Dad: Um, I did a lot of sports when I was in high school and I wound up being pretty good at running track. I ran the half mile. So, my… introduction to thinking about college was really through that, through sports. I was interested in going to college to run track, quite frankly.
Haley: My dad then got accepted to UCSB, and started attending UCSB in the fall of 1976.
Dad: It was… the first few days in college for me, as I recall, were pretty confusing, almost like a kaleidoscope. In fact, I can still remember… so I lived in a dorm right off the campus of UCSB that was a combination athletic dorm and then a whole bunch of people who were just regular students. And so, it was pretty wild. It was the fall of 1976… my parents drove me up to Santa Barbara, and I was sharing a suite of… and I can still recall right at the end of the afternoon, my parents were ready to drive back to Los Angeles, and I can still see us, all three of us, my father, my mother and myself were all wondering, "Okay, now what do we do?" And finally my mother, as she was wont to do, she took charge of the situation and she said, "Okay, well, Cal, I think it's time for us to go. Give us a call the next week," and that was it, and you know, I hugged her and kissed her, and hugged my dad, and off they went, and off I went. And then in the next couple of days, the thing that organized everything for me and kept me grounded was I already had a schedule of workouts with the track team, and I could already go over to the track, which was very near where I was, where the dorm was. And that kept me… kind of going.

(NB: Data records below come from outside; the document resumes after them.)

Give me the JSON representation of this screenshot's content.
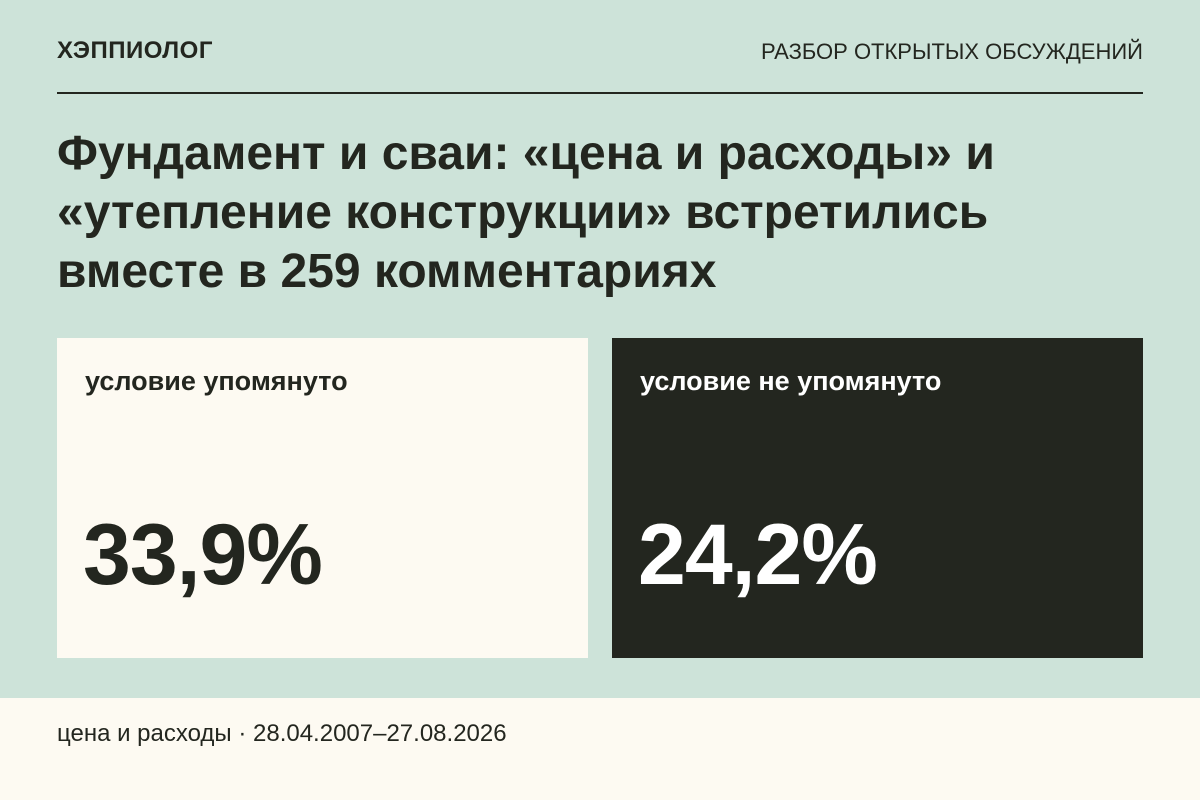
{
  "header": {
    "brand": "ХЭППИОЛОГ",
    "section": "РАЗБОР ОТКРЫТЫХ ОБСУЖДЕНИЙ"
  },
  "title": {
    "lines": [
      "Фундамент и сваи: «цена и расходы» и",
      "«утепление конструкции» встретились",
      "вместе в 259 комментариях"
    ]
  },
  "cards": [
    {
      "label": "условие упомянуто",
      "value": "33,9%"
    },
    {
      "label": "условие не упомянуто",
      "value": "24,2%"
    }
  ],
  "footer": {
    "text": "цена и расходы · 28.04.2007–27.08.2026"
  }
}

Haley: At the end of his four years at UCSB, my dad got to experience a momentous day: his graduation day.
Dad: It felt great! I was the first person in my family to graduate. They were so excited. They were just… they were over the moon, um… and my sister came, and I mean she was excited, she was very happy for me. It wasn't her path, but it was my path and that was great. And it was a really momentous occasion because I was the first person to graduate and then I was going to go to graduate school.
Haley: So as I listened to my dad's experience, I realized that even though I'm now entering into a long and sometimes stressful period of applying to colleges myself, I benefit from having someone who blazed a successful path before me and can now help me do the same.